Она пугливо взглянула и застыдилась еще больше: за такую свою неприглядную судьбу, на которую без всякой радости пришлось взирать этому постороннему человеку. Она молчала. Саня сказал:
— Видимо, свечка — это не что иное, как огненная жертва. Сжигаемое богу жертвенное вещество. Воск живых пчел.
— Да? — удивилась Оля. — А я думала, просто, чтобы горел свет… Помните, «засветила богу свечку…»? Именно «засветила».
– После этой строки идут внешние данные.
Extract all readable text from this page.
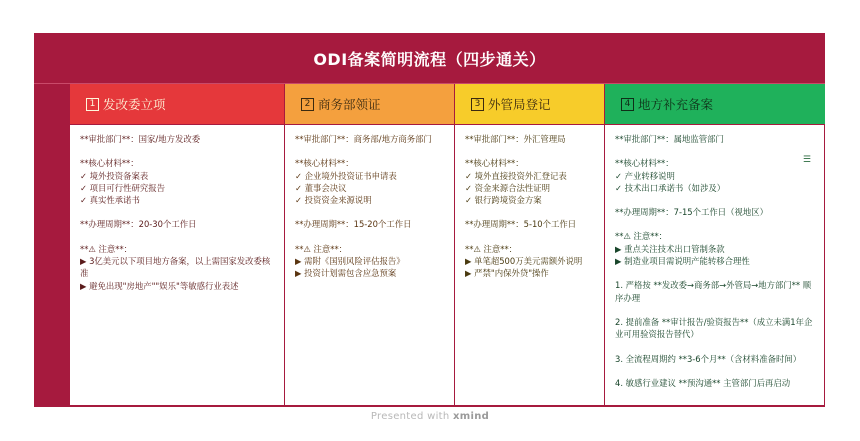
ODI备案简明流程（四步通关）
1 发改委立项	2 商务部领证	3 外管局登记	4 地方补充备案
**审批部门**：国家/地方发改委
**核心材料**：
✓ 境外投资备案表
✓ 项目可行性研究报告
✓ 真实性承诺书
**办理周期**：20-30个工作日
**⚠ 注意**：
▶ 3亿美元以下项目地方备案，以上需国家发改委核准
▶ 避免出现"房地产""娱乐"等敏感行业表述
**审批部门**：商务部/地方商务部门
**核心材料**：
✓ 企业境外投资证书申请表
✓ 董事会决议
✓ 投资资金来源说明
**办理周期**：15-20个工作日
**⚠ 注意**：
▶ 需附《国别风险评估报告》
▶ 投资计划需包含应急预案
**审批部门**：外汇管理局
**核心材料**：
✓ 境外直接投资外汇登记表
✓ 资金来源合法性证明
✓ 银行跨境资金方案
**办理周期**：5-10个工作日
**⚠ 注意**：
▶ 单笔超500万美元需额外说明
▶ 严禁"内保外贷"操作
**审批部门**：属地监管部门
**核心材料**：
✓ 产业转移说明
✓ 技术出口承诺书（如涉及）
**办理周期**：7-15个工作日（视地区）
**⚠ 注意**：
▶ 重点关注技术出口管制条款
▶ 制造业项目需说明产能转移合理性
1. 严格按 **发改委→商务部→外管局→地方部门** 顺序办理
2. 提前准备 **审计报告/验资报告**（成立未满1年企业可用验资报告替代）
3. 全流程周期约 **3-6个月**（含材料准备时间）
4. 敏感行业建议 **预沟通** 主管部门后再启动
☰
Presented with xmind
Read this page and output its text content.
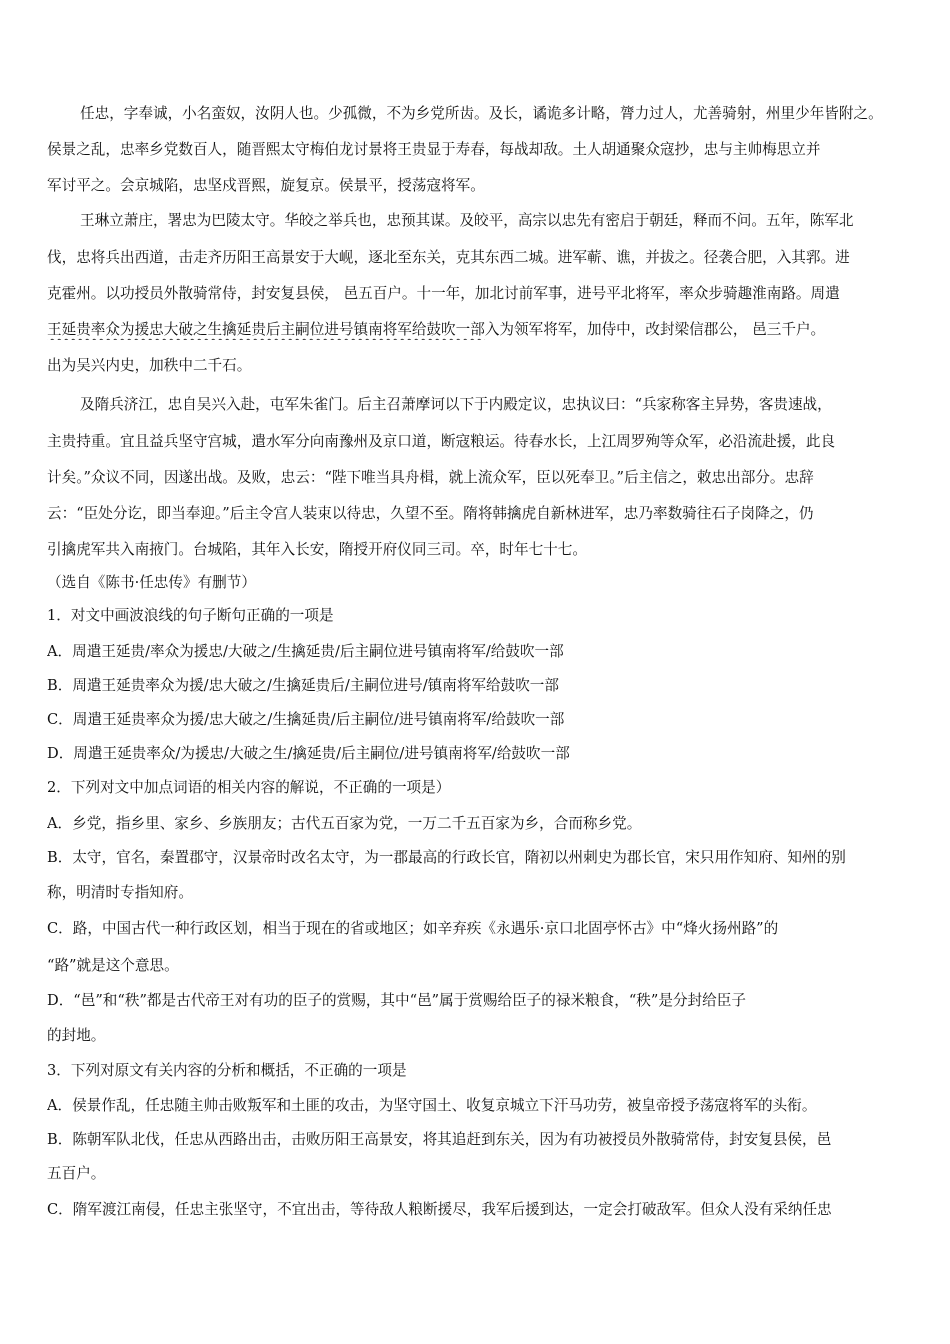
任忠，字奉诚，小名蛮奴，汝阴人也。少孤微，不为乡党所齿。及长，谲诡多计略，膂力过人，尤善骑射，州里少年皆附之。
侯景之乱，忠率乡党数百人，随晋熙太守梅伯龙讨景将王贵显于寿春，每战却敌。土人胡通聚众寇抄，忠与主帅梅思立并
军讨平之。会京城陷，忠坚戍晋熙，旋复京。侯景平，授荡寇将军。
王琳立萧庄，署忠为巴陵太守。华皎之举兵也，忠预其谋。及皎平，高宗以忠先有密启于朝廷，释而不问。五年，陈军北
伐，忠将兵出西道，击走齐历阳王高景安于大岘，逐北至东关，克其东西二城。进军蕲、谯，并拔之。径袭合肥，入其郛。进
克霍州。以功授员外散骑常侍，封安复县侯， 邑五百户。十一年，加北讨前军事，进号平北将军，率众步骑趣淮南路。周遣
王延贵率众为援忠大破之生擒延贵后主嗣位进号镇南将军给鼓吹一部入为领军将军，加侍中，改封梁信郡公， 邑三千户。
出为吴兴内史，加秩中二千石。
及隋兵济江，忠自吴兴入赴，屯军朱雀门。后主召萧摩诃以下于内殿定议，忠执议曰：“兵家称客主异势，客贵速战，
主贵持重。宜且益兵坚守宫城，遣水军分向南豫州及京口道，断寇粮运。待春水长，上江周罗殉等众军，必沿流赴援，此良
计矣。”众议不同，因遂出战。及败，忠云：“陛下唯当具舟楫，就上流众军，臣以死奉卫。”后主信之，敕忠出部分。忠辞
云：“臣处分讫，即当奉迎。”后主令宫人装束以待忠，久望不至。隋将韩擒虎自新林进军，忠乃率数骑往石子岗降之，仍
引擒虎军共入南掖门。台城陷，其年入长安，隋授开府仪同三司。卒，时年七十七。
（选自《陈书·任忠传》有删节）
1．对文中画波浪线的句子断句正确的一项是
A．周遣王延贵/率众为援忠/大破之/生擒延贵/后主嗣位进号镇南将军/给鼓吹一部
B．周遣王延贵率众为援/忠大破之/生擒延贵后/主嗣位进号/镇南将军给鼓吹一部
C．周遣王延贵率众为援/忠大破之/生擒延贵/后主嗣位/进号镇南将军/给鼓吹一部
D．周遣王延贵率众/为援忠/大破之生/擒延贵/后主嗣位/进号镇南将军/给鼓吹一部
2．下列对文中加点词语的相关内容的解说，不正确的一项是）
A．乡党，指乡里、家乡、乡族朋友；古代五百家为党，一万二千五百家为乡，合而称乡党。
B．太守，官名，秦置郡守，汉景帝时改名太守，为一郡最高的行政长官，隋初以州刺史为郡长官，宋只用作知府、知州的别
称，明清时专指知府。
C．路，中国古代一种行政区划，相当于现在的省或地区；如辛弃疾《永遇乐·京口北固亭怀古》中“烽火扬州路”的
“路”就是这个意思。
D．“邑”和“秩”都是古代帝王对有功的臣子的赏赐，其中“邑”属于赏赐给臣子的禄米粮食，“秩”是分封给臣子
的封地。
3．下列对原文有关内容的分析和概括，不正确的一项是
A．侯景作乱，任忠随主帅击败叛军和土匪的攻击，为坚守国土、收复京城立下汗马功劳，被皇帝授予荡寇将军的头衔。
B．陈朝军队北伐，任忠从西路出击，击败历阳王高景安，将其追赶到东关，因为有功被授员外散骑常侍，封安复县侯，邑
五百户。
C．隋军渡江南侵，任忠主张坚守，不宜出击，等待敌人粮断援尽，我军后援到达，一定会打破敌军。但众人没有采纳任忠
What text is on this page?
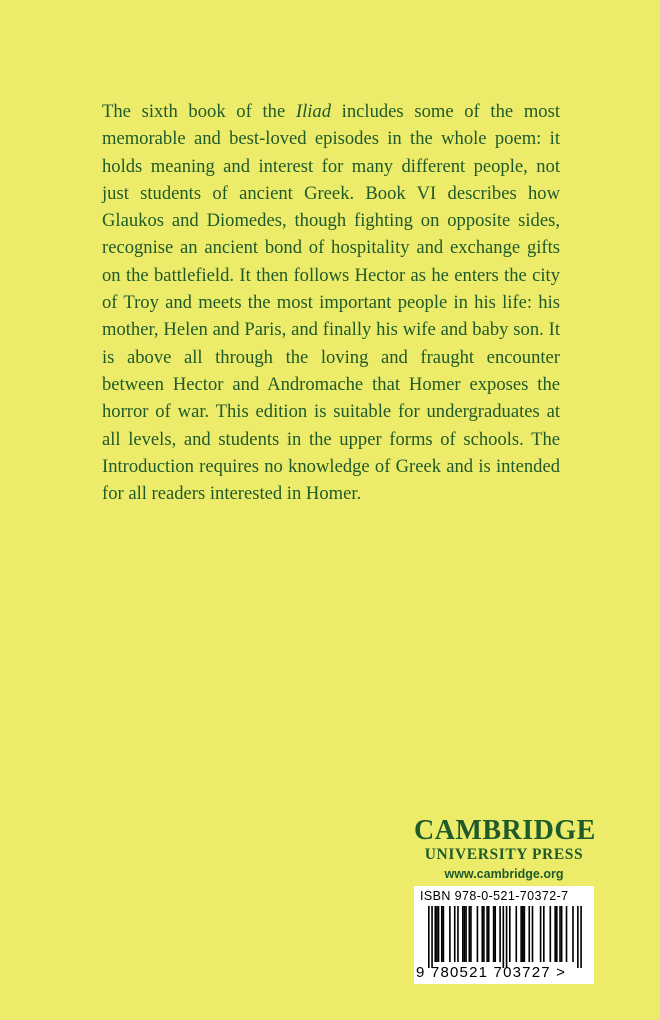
The sixth book of the Iliad includes some of the most memorable and best-loved episodes in the whole poem: it holds meaning and interest for many different people, not just students of ancient Greek. Book VI describes how Glaukos and Diomedes, though fighting on opposite sides, recognise an ancient bond of hospitality and exchange gifts on the battlefield. It then follows Hector as he enters the city of Troy and meets the most important people in his life: his mother, Helen and Paris, and finally his wife and baby son. It is above all through the loving and fraught encounter between Hector and Andromache that Homer exposes the horror of war. This edition is suitable for undergraduates at all levels, and students in the upper forms of schools. The Introduction requires no knowledge of Greek and is intended for all readers interested in Homer.

CAMBRIDGE
UNIVERSITY PRESS
www.cambridge.org
ISBN 978-0-521-70372-7
9 780521 703727 >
— Наверное, и то и другое.
Они вышли со двора. Ребенок успокоился от близости матери, но, спасаясь от новых страхов, вцепился в нее взглядом — неотрывно, как рукой за подол.
Вдоль чугунной ограды церкви гнездились просящие старухи. Оля достала из кармана мелочь и стала оделять их медяками, никого не пропуская. Те ее благословляли и утирали пальцами уголки ртов.
Вдоль ряда шла навстречу со скандалом нищая пьяница, отругиваясь от кого-то невидимого и ненавистного. Щербатый рот разбрызгивал слюну.
Саня подтолкнул Олю:
— Этой дай!
— Она не просит, — попятилась Оля, но потом послушно двинулась навстречу той, издалека протягивая пятачок. Та поглядела недоверчиво: что это, ей? — а потом вдруг разом поверила: ей! — и простерла руку, и взяла пятачок, и воссияла, улыбнувшись Оле полупустым ртом, и все кругом озарилось.